Infrastructure tests can be run manually, locally or remotely, they can be embedded in the editor or IDE, run when an event occurs, for example, when files are changed on the file system or in the repository.
For automation we will use a continuous integration system (CI system). Automation eliminates the human factor, improves the quality and speed of testing. Consider the following systems:
This is a tool for running infrastructure code and testing it. Test Kitchen launches a virtual machine, it runs your infrastructure code and tests to verify the result. Test Kitchen allows you to run virtual machines both locally and remotely. It is an excellent alternative to Vagrant for running infrastructure code, as it introduces the concept of a suite of tests (suites), supports all configuration management systems, Chef in the database, the rest through plugins ( Puppet , Ansible , SaltStack ), and supports the Serverspec test framework.
This is a SaaS continuous integration system for GitHub projects. Free for public repositories. Suitable for testing infrastructure code. There is integration with Chef Supermarket and Puppet Forge, which I will talk about later.
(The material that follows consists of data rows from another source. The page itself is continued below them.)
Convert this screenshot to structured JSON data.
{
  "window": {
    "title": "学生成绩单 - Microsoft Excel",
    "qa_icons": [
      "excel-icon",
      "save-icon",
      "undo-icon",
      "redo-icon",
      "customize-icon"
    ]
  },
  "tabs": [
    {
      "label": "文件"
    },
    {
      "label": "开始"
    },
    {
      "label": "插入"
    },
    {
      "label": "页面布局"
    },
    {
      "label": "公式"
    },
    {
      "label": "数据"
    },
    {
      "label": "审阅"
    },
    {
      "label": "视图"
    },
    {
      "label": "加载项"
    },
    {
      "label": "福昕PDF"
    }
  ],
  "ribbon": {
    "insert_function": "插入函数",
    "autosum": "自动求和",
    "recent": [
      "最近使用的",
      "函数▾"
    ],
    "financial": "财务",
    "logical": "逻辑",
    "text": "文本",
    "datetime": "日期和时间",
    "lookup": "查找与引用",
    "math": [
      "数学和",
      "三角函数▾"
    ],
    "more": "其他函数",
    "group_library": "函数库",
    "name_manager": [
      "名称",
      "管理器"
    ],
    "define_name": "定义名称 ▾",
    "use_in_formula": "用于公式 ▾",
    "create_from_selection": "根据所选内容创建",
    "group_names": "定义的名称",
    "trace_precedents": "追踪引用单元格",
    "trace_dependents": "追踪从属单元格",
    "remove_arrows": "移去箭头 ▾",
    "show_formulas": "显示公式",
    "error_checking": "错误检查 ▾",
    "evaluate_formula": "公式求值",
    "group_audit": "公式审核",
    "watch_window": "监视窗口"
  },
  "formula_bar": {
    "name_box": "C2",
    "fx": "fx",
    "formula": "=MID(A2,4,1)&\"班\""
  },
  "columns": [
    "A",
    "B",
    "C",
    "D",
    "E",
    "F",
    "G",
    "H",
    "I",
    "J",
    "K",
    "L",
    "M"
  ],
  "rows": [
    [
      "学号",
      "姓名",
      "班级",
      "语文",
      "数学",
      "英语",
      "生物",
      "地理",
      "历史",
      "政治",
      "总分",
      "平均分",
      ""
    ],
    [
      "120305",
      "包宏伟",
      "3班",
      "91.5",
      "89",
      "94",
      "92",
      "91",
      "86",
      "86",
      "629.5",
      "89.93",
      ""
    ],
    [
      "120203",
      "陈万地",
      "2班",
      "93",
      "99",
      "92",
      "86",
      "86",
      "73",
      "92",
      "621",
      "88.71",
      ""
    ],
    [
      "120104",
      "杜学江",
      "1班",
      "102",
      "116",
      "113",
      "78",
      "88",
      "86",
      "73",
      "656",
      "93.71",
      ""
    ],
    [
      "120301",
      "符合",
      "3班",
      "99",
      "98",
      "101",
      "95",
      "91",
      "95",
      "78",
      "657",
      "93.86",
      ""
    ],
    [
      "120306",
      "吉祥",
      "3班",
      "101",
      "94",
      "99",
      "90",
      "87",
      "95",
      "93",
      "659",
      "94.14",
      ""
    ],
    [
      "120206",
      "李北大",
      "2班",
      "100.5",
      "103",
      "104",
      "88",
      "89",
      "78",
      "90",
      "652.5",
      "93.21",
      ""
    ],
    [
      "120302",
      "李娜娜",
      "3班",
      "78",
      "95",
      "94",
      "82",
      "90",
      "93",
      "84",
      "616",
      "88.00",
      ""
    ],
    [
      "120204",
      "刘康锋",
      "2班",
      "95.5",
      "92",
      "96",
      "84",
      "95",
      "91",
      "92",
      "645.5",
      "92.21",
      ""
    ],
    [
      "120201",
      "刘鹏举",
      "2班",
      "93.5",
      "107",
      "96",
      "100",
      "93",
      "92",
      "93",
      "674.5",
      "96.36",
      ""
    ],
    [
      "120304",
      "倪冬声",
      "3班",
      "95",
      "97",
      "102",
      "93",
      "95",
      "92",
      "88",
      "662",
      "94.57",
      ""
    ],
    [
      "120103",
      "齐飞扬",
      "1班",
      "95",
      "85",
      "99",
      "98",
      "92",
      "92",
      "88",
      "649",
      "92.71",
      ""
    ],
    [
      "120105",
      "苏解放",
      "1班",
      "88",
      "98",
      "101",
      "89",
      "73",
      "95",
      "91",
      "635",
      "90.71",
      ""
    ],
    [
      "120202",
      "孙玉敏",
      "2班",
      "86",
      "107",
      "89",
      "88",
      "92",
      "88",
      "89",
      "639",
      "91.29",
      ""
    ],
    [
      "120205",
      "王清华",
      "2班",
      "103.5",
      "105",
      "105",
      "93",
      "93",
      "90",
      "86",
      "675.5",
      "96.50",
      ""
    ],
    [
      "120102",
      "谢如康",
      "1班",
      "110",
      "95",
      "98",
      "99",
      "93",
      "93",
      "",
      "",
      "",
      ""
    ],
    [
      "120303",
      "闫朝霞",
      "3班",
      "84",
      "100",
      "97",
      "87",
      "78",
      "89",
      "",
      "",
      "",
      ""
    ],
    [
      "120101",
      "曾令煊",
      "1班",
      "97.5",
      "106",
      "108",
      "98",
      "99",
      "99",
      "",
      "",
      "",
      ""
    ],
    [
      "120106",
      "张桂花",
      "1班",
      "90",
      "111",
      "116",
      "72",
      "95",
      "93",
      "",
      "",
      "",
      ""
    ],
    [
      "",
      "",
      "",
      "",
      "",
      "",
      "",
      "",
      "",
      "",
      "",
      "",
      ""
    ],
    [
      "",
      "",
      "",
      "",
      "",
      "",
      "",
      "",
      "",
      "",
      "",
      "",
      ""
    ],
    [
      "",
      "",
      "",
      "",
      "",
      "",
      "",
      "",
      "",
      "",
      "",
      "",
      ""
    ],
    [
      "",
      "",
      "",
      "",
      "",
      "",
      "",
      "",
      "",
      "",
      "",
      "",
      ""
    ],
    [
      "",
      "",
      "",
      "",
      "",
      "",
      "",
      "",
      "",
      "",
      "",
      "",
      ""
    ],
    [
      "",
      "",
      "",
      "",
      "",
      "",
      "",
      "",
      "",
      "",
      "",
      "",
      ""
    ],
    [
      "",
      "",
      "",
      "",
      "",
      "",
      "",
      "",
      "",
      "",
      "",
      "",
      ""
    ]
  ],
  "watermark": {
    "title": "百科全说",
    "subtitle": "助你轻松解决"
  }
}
But there are limitations, the test environment in Travis CI is based on Ubuntu 12.04 LTS, so if you use a different distribution kit or write cross-platform code, you will not be able to test it. Plus, the test environment comes with preinstalled packages and environment variables that can cause conflicts.
Test Kitchen + Travis CI
To get around these limitations, you can use the two Test Kitchen and Travis CI systems together and run virtual machines in the cloud, such as Amazon or DigitalOcean.
Other CI systems
If you are already using some kind of CI system, then the process of testing the infrastructure can also be built on it, also using Test Kitchen to run the code and a set of tests.
Sharing with the community
In total, the infrastructure code will be in one style, convenient for support, making changes and training. Not ashamed to show others. Therefore, we share with the community and post it in open source. With the help of the community, you can improve the testing and functionality of the infrastructure code. Due to the expertise and outside view, development does not stop.
Developers of configuration management systems have released special platforms for the exchange of infrastructure code:
Do not forget
When laying out the code in open source, do not forget about the following points:
- Delete private information (keys, passwords, internal components)
- Add tests and build status, this increases the degree of trust in the code
- Keep a history of changes and documentation, they can be created automatically
- Think about compatibility, dependencies and conflicts
- Sync code with community platform
- Add License
How do we do it
How we do it, using the example of our Chef postgresql_lwrp cookbook:
- The code is in the repository on GitHub
- For every change, a build is launched in Travis CI
- Language and code style checks are performed using Rubocop and Foodcritic
- Next, Test Kitchen launches a virtual machine in the Digital Ocean cloud and runs the code and Serverspec tests.
- If all the tests passed and there was a release, then the cookie is loaded into the Chef Supermarket
- And we receive a notification in Slack chat and the assembly status on the cookie page is updated
Test changes, automate and share with the community.
On GitHub, we have testing examples for Chef, the most popular is the postgresql cookbook . In the near future we will post some more cool cookbooks. We also continue the series of articles on Habrahabr about testing Chef, listen to our Devops Deflop podcast and come to DevOps meetings in Moscow.